The Lac qui Parle State Park got its name from the French translation of the lake christened by Dakota Indians as the “lake that speaks.” Going there in the spring or fall will help you understand precisely why it is called as such. The lake is a stop for thousands of migratory waterfowl and Canadian geese.
You won’t miss these birds as you will hear their honking and quacking, and other vocalizations in the Lac qui Parle State Park. If you plan on visiting a few parks in the state, it is best to purchase a vehicle permit for $35 and get a year of unlimited visits.
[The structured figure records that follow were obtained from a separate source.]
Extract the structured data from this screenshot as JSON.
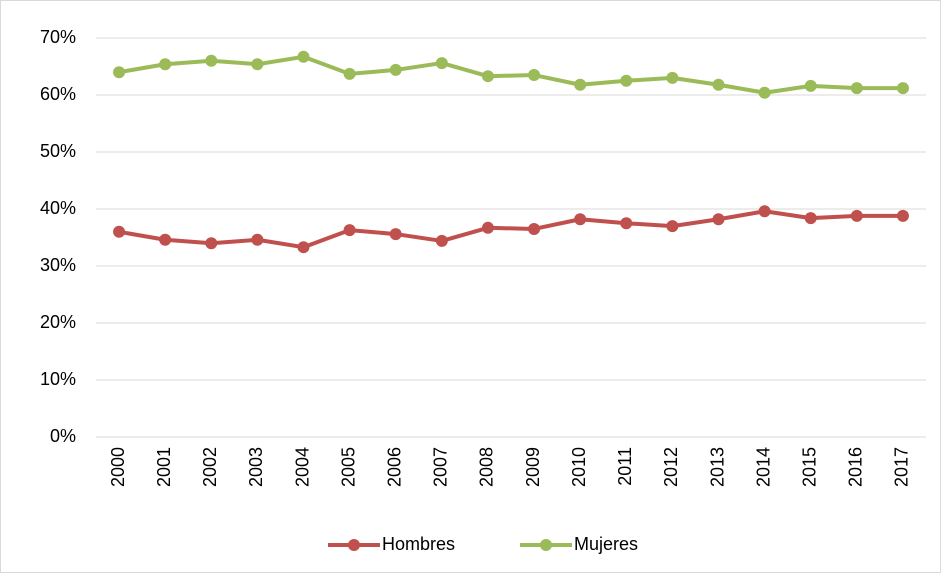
{
  "chart_data": {
    "type": "line",
    "categories": [
      "2000",
      "2001",
      "2002",
      "2003",
      "2004",
      "2005",
      "2006",
      "2007",
      "2008",
      "2009",
      "2010",
      "2011",
      "2012",
      "2013",
      "2014",
      "2015",
      "2016",
      "2017"
    ],
    "series": [
      {
        "name": "Hombres",
        "color": "#c0504d",
        "values": [
          36.0,
          34.6,
          34.0,
          34.6,
          33.3,
          36.3,
          35.6,
          34.4,
          36.7,
          36.5,
          38.2,
          37.5,
          37.0,
          38.2,
          39.6,
          38.4,
          38.8,
          38.8
        ]
      },
      {
        "name": "Mujeres",
        "color": "#9bbb59",
        "values": [
          64.0,
          65.4,
          66.0,
          65.4,
          66.7,
          63.7,
          64.4,
          65.6,
          63.3,
          63.5,
          61.8,
          62.5,
          63.0,
          61.8,
          60.4,
          61.6,
          61.2,
          61.2
        ]
      }
    ],
    "ylim": [
      0,
      70
    ],
    "yticks": [
      {
        "value": 0,
        "label": "0%"
      },
      {
        "value": 10,
        "label": "10%"
      },
      {
        "value": 20,
        "label": "20%"
      },
      {
        "value": 30,
        "label": "30%"
      },
      {
        "value": 40,
        "label": "40%"
      },
      {
        "value": 50,
        "label": "50%"
      },
      {
        "value": 60,
        "label": "60%"
      },
      {
        "value": 70,
        "label": "70%"
      }
    ],
    "grid": true,
    "legend": "bottom"
  }
}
If you are up for paddling the lake at Lac qui Parle State Park, you will be delighted to know that you can cast a line and easily catch perch, crappie, and walleye. The trails are very popular for foot exploration, and the best thing is you can take Spike with you as long as he is on a leash. Horseback riding is another favorite pursuit on the trails.
One of the things the state park boasts of is the excellent management of the wildlife. Among the animals you will see are geese and white-tailed deer. Management practices have increased the number of geese from 150 to 120,000 in just a few years. Geese typically arrive early in March from their primary wintering post at Swan Lake, and the migrations continue until April.
Some of the amenities at the Lac qui Parle State Park are a visitor center, interpretive exhibit, public phones, various restaurants in the nearby towns, naturalist programs held throughout the summer, horse camp, group camp, pull-through sites, electric sites, camper cabins, showers, dump station, and vault stations.
Flush toilets, however, are only available in the upper campground. The Lac qui Parle State Park has more than enough room for four-legged friends to get exercise and socialize. There is no dedicated space for dogs, so they always have to be on a leash for their safety, and that of other pets and people.